An eight-year-old neighbour, Zea Rodeiques, who cried as she started describing her memories of Jeremiah, says she and her friend spent a lot of time with the boy but they were confused by a sudden change in his behaviour.

“He was always happy but now he was crying and scared when he saw his father. We did not know why.

“Now I think he was beating him and came out to pretend to care for him and smile at us. He must stay in jail for what he did. It hurts, I miss Jeremiah already,” says Zea.

His grandfather, a well-known pastor, Ronald Ruiters, says he had always feared for the safety of the three children because he suspected the stepfather had a substance abuse problem.

“It hurts me that my grandson died a painful death in the hands of a trusted man to my daughter. It is even worse that she has to pay for being a good mother. She was leaving them with him because she had to work for her children and he was not working. She was doing her best to provide for them on her own as their father wanted nothing to do with them.”

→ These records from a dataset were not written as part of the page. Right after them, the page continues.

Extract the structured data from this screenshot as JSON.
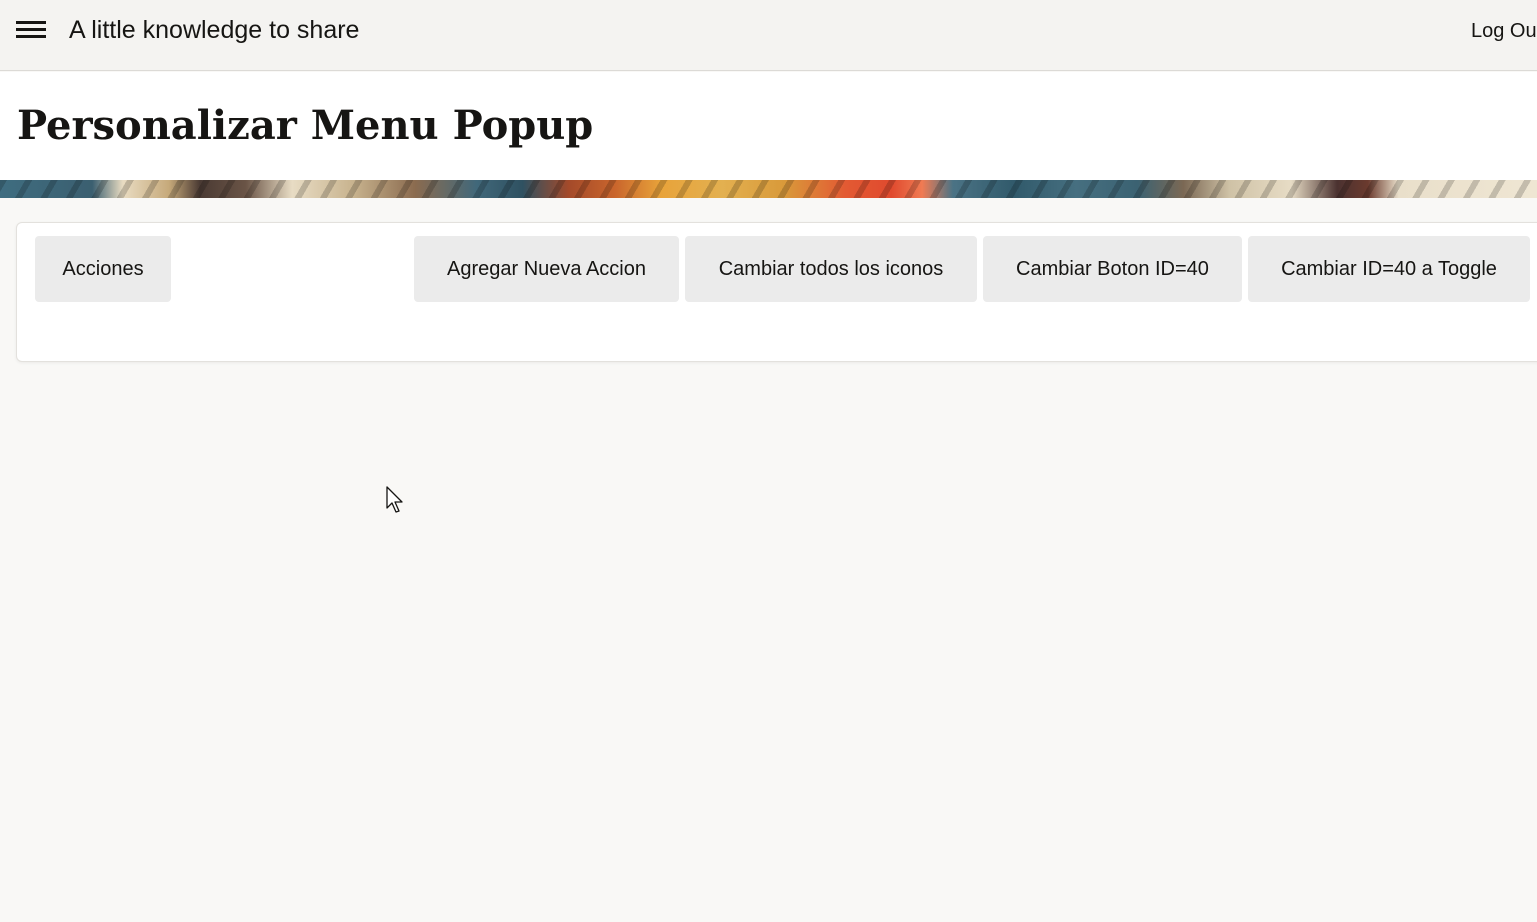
{
  "header": {
    "menu_icon": "hamburger-menu-icon",
    "app_title": "A little knowledge to share",
    "logout_label": "Log Ou"
  },
  "page": {
    "title": "Personalizar Menu Popup"
  },
  "toolbar": {
    "acciones_label": "Acciones",
    "agregar_label": "Agregar Nueva Accion",
    "cambiar_iconos_label": "Cambiar todos los iconos",
    "cambiar_boton_label": "Cambiar Boton ID=40",
    "toggle_label": "Cambiar ID=40 a Toggle"
  },
  "colors": {
    "header_bg": "#f4f3f1",
    "page_bg": "#f9f8f6",
    "button_bg": "#ebebeb",
    "text": "#161513"
  }
}
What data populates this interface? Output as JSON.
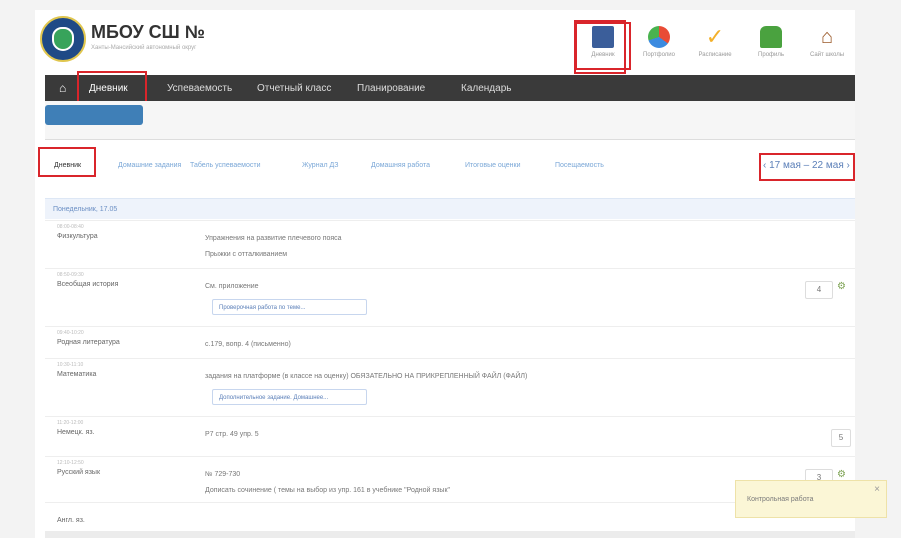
{
  "header": {
    "school_title": "МБОУ СШ №",
    "school_subtitle": "Ханты-Мансийский автономный округ",
    "apps": [
      {
        "label": "Дневник",
        "icon": "diary-icon",
        "active": true
      },
      {
        "label": "Портфолио",
        "icon": "chart-icon"
      },
      {
        "label": "Расписание",
        "icon": "check-icon"
      },
      {
        "label": "Профиль",
        "icon": "person-icon"
      },
      {
        "label": "Сайт школы",
        "icon": "home-icon"
      }
    ]
  },
  "nav": {
    "items": [
      {
        "label": "Дневник"
      },
      {
        "label": "Успеваемость"
      },
      {
        "label": "Отчетный класс"
      },
      {
        "label": "Планирование"
      },
      {
        "label": "Календарь"
      }
    ]
  },
  "tabs": [
    {
      "label": "Дневник"
    },
    {
      "label": "Домашние задания"
    },
    {
      "label": "Табель успеваемости"
    },
    {
      "label": "Журнал ДЗ"
    },
    {
      "label": "Домашняя работа"
    },
    {
      "label": "Итоговые оценки"
    },
    {
      "label": "Посещаемость"
    }
  ],
  "week": {
    "prev": "‹",
    "label": "17 мая – 22 мая",
    "next": "›"
  },
  "day": {
    "title": "Понедельник, 17.05"
  },
  "lessons": [
    {
      "time": "08:00-08:40",
      "subject": "Физкультура",
      "homework": [
        "Упражнения на развитие плечевого пояса",
        "Прыжки с отталкиванием"
      ]
    },
    {
      "time": "08:50-09:30",
      "subject": "Всеобщая история",
      "homework": [
        "См. приложение"
      ],
      "attachment": "Проверочная работа по теме...",
      "grade": "4"
    },
    {
      "time": "09:40-10:20",
      "subject": "Родная литература",
      "homework": [
        "с.179, вопр. 4 (письменно)"
      ]
    },
    {
      "time": "10:30-11:10",
      "subject": "Математика",
      "homework": [
        "задания на платформе (в классе на оценку) ОБЯЗАТЕЛЬНО НА ПРИКРЕПЛЕННЫЙ ФАЙЛ (ФАЙЛ)"
      ],
      "attachment": "Дополнительное задание. Домашнее..."
    },
    {
      "time": "11:20-12:00",
      "subject": "Немецк. яз.",
      "homework": [
        "Р7 стр. 49 упр. 5"
      ],
      "grade": "5"
    },
    {
      "time": "12:10-12:50",
      "subject": "Русский язык",
      "homework": [
        "№ 729-730",
        "Дописать сочинение ( темы на выбор из упр. 161 в учебнике \"Родной язык\""
      ],
      "grade": "3"
    },
    {
      "time": "",
      "subject": "Англ. яз."
    }
  ],
  "toast": {
    "text": "Контрольная работа",
    "close": "×"
  }
}
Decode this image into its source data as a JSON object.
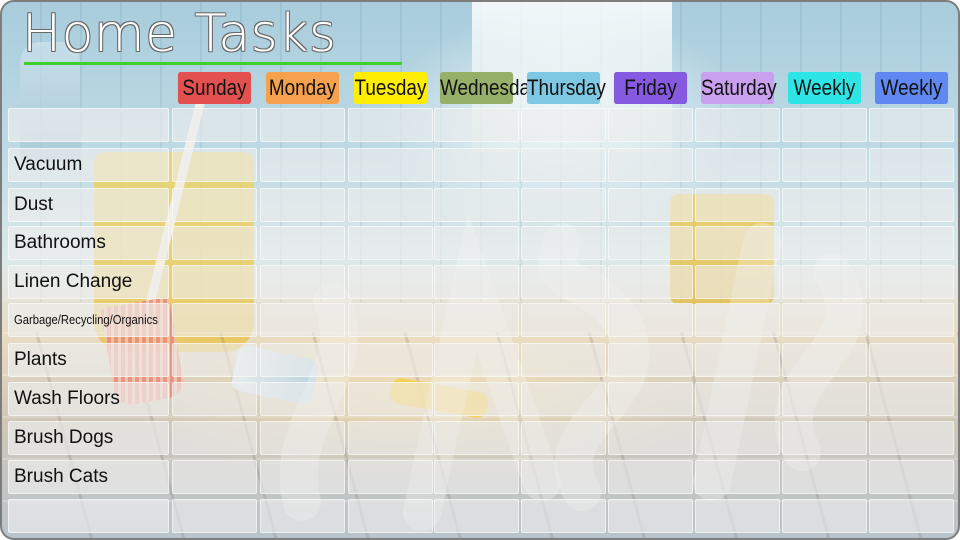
{
  "title": "Home Tasks",
  "days": [
    {
      "label": "Sunday",
      "color": "#e35050"
    },
    {
      "label": "Monday",
      "color": "#f6a14d"
    },
    {
      "label": "Tuesday",
      "color": "#ffee00"
    },
    {
      "label": "Wednesday",
      "color": "#96b06a"
    },
    {
      "label": "Thursday",
      "color": "#7ec8e3"
    },
    {
      "label": "Friday",
      "color": "#8559e0"
    },
    {
      "label": "Saturday",
      "color": "#c9a0f0"
    },
    {
      "label": "Weekly",
      "color": "#2de5e5"
    },
    {
      "label": "Weekly",
      "color": "#5f88f2"
    }
  ],
  "tasks": [
    "",
    "Vacuum",
    "Dust",
    "Bathrooms",
    "Linen Change",
    "Garbage/Recycling/Organics",
    "Plants",
    "Wash Floors",
    "Brush Dogs",
    "Brush Cats",
    ""
  ]
}
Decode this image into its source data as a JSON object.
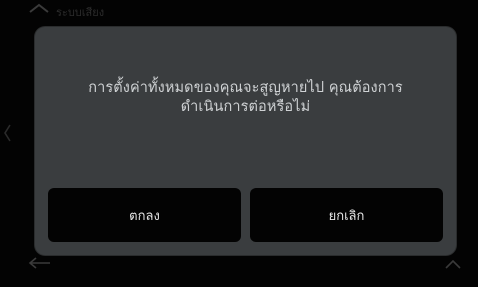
{
  "background": {
    "title": "ระบบเสียง",
    "icons": [
      "back-arrow-icon",
      "chevron-left-icon",
      "back-arrow-icon",
      "chevron-up-icon"
    ]
  },
  "dialog": {
    "message_line1": "การตั้งค่าทั้งหมดของคุณจะสูญหายไป คุณต้องการ",
    "message_line2": "ดำเนินการต่อหรือไม่",
    "confirm_label": "ตกลง",
    "cancel_label": "ยกเลิก"
  },
  "colors": {
    "dialog_bg": "#3a3d3f",
    "button_bg": "#030303",
    "text": "#cfd2d4"
  }
}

Ronald says he never trusted the stepfather but he could not interfere in his daughter’s personal life.

“I remember when this baby was found with a fracture on his arm, there was no explanation. We let that slip and it was a big mistake,” he recalls.

He says he was aware that the older children were not comfortable with the stepfather and had moved in to sleep in the same home as them every night.

Organisers of the three-hour vigil, the community policing forum, condemned the incident. Chairperson Mogamat Nordien said the community and the police would not tolerate incidents like these.

He advised people to speak out about abuse before it was too late.

Ward councillor Helen Jacobs said the council would support the family during this difficult time.

She said the community needed to stand together against all sorts of violence.

The pastor of Nazarene Church led the vigil. He called upon all church and traditional leaders to unite and do their part in bringing peace to communities.